Only 43nm after nearly 12 hours
We'd made it across the bay.  Jane only half-jokingly reminded both of us to keep a look out for pilings cause it looked as though we might survive the night.  A few flashing buoys later, we passed the light at Old Comfort Point, a sector light flashing yellow on the good, deep water side and red on the shallow side of the point.  We saw the yellow flash long before we could make out the actual light.  Aptly named, I thought, feeling quite comforted at seeing it.  Not a minute later, our AIS system alarmed.  We were on a collision course with something we couldn't identify visually.  While Jane was trying to spot it in the channel, our port engine alarm sounded signaling that it'd cut off, an eventuality Jane hadn't thought to add to her list.  Assuming the auto pilot couldn't hold a course with one engine, she put it on "standby" and told me to steer while she figured out what we needed to do to avoid colliding with the a ship we couldn't see.  At the same time, we had a green lighted buoy coming up.  The chart indicated it was close but we couldn't see it anywhere.  It was not more than 20 feet away when it came into view under the boom.  Jane took the wheel again and had put it back on auto pilot. (I'd reminded her that Steve and Rene', Joy's previous owners, rarely motored on both engines.)  "STARBOARD, STARBOARD!" I yelled.  "You're about to hit that green!"  

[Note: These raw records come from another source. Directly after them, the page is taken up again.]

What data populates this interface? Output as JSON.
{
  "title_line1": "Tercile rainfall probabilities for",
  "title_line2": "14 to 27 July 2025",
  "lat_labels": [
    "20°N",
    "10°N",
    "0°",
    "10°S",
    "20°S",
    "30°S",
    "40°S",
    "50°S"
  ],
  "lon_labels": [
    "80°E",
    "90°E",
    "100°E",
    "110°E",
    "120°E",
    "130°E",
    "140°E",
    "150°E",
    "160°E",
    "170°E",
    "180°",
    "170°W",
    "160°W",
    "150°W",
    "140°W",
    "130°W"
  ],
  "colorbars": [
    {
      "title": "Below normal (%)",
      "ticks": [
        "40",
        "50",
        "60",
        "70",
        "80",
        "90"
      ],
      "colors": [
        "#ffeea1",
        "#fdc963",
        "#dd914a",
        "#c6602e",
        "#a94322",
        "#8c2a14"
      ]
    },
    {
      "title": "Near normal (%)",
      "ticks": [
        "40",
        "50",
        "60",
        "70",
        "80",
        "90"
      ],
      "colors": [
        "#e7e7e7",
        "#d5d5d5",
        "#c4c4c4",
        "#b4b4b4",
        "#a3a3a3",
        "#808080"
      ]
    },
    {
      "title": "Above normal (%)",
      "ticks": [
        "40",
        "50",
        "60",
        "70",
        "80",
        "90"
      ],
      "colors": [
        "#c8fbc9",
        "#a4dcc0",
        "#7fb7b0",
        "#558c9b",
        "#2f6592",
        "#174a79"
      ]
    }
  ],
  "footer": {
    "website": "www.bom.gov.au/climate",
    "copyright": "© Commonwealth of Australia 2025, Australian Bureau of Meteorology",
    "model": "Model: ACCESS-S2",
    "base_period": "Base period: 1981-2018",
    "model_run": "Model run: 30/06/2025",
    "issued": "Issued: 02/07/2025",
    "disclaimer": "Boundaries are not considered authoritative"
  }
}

"Where, Where?!" Jane yelled back.  (We were standing right next to each other.)

"Right here, right look under the rigging!"

"Where?"

"Look under the rigging, UNDER the rigging!"

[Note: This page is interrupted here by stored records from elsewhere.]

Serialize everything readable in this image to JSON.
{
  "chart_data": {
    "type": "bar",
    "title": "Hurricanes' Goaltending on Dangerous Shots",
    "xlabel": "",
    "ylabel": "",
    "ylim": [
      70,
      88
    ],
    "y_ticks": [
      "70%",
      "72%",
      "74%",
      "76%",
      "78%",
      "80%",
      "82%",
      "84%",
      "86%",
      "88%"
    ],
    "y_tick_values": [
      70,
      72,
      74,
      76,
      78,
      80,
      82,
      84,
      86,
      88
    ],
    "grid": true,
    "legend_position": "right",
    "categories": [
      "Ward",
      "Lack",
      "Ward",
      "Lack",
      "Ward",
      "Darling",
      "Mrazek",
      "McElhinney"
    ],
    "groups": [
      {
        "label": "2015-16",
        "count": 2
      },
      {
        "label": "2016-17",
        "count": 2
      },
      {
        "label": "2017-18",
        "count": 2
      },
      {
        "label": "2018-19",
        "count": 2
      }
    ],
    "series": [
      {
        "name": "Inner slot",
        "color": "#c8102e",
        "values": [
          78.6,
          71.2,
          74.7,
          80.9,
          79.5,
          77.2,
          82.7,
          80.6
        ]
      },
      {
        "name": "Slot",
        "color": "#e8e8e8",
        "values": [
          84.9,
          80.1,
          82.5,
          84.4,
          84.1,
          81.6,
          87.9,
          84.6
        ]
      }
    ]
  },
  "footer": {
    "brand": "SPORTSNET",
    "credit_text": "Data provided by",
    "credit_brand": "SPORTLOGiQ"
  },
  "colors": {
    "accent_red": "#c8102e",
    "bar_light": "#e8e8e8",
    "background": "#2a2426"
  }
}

"Oh, Jesus!," she screamed, bearing off just in time.  

We were shaking with cold and with adrenaline, not sure how much more we could take; increasingly certain it wasn't over.  The only good news was that by nearly hitting the buoy, we inadvertently altered course out of the way of the ship we hadn't been able to see.  As slowly as we could and still have steerage, we navigated around the point to the anchorage.  The water had calmed considerably, but was still rollier than we ever anchored in.  Only one more green mark to go, but it was a day mark.  I was looking out for anchor lights, or any indication of other ships in the anchorage while Jane looked for the green mark and monitored our depth (reported to be good all the way in). Again, only by a few feet did we avoid crashing our port hull into it.  We saved our boat, but were ourselves wrecked.  

The anchorage was wide and deep--too deep.  We kept getting readings of around 17 feet--a lot of chain to drop quickly with a wind blowing us back down and with only one engine we had no way to keep from spinning.  We edged closer to the Hampton Roads Bridge, exchanging shallower water for louder traffic noise.  Finally we reached 10.3 feet.  Jane told me to get ready, but I was already more than ready.  I'd discovered that by putting my foot against the windlass chain feed, I could keep it from jumping out of the track, so I grabbed Jane's headlamp, jammed my foot against the guide and didn't even wait until we were completely momentum free.  What makes for good holding ground makes for a very muddy anchor chain and our last few nights' anchorages left us with a chain so caked we had no hope of reading the color-coded length marks.  So I let out it out as fast as it would go hoping that it would grab.  It did.  We changed places and commenced our barely acquired anchoring ritual: Me at the helm, Jane at the bow.  I backed down on it slightly with our starboard engine.  It held.  Jane put the snubber on and I backed down on it harder for a full minute.  It still held.  I let out  another few feet to hang slack behind the snubber (Joy has three sets of windlass controls).  "10.2, 10.3, 10.2, 10.1, 10.2..." I called up to Jane to let her know were weren't drifting back onto the marina.  We were set.  Our fourth time anchoring was in 10 knot winds after a 12 hour day of motoring into bucking seas, six of which was spent in total darkness.

Joy's starboard side is badly scraped, but probably only cosmetically.  We don't know why our port engine died.  I could look at it but probably don't have what I'd need to fix it, even if I could figure it out.  We are sadder, but wiser, and wish we hadn't been so desperate to get warm.

Our next anchorage, in Portsmouth at the start of the ICW is 10 miles away.  On we go.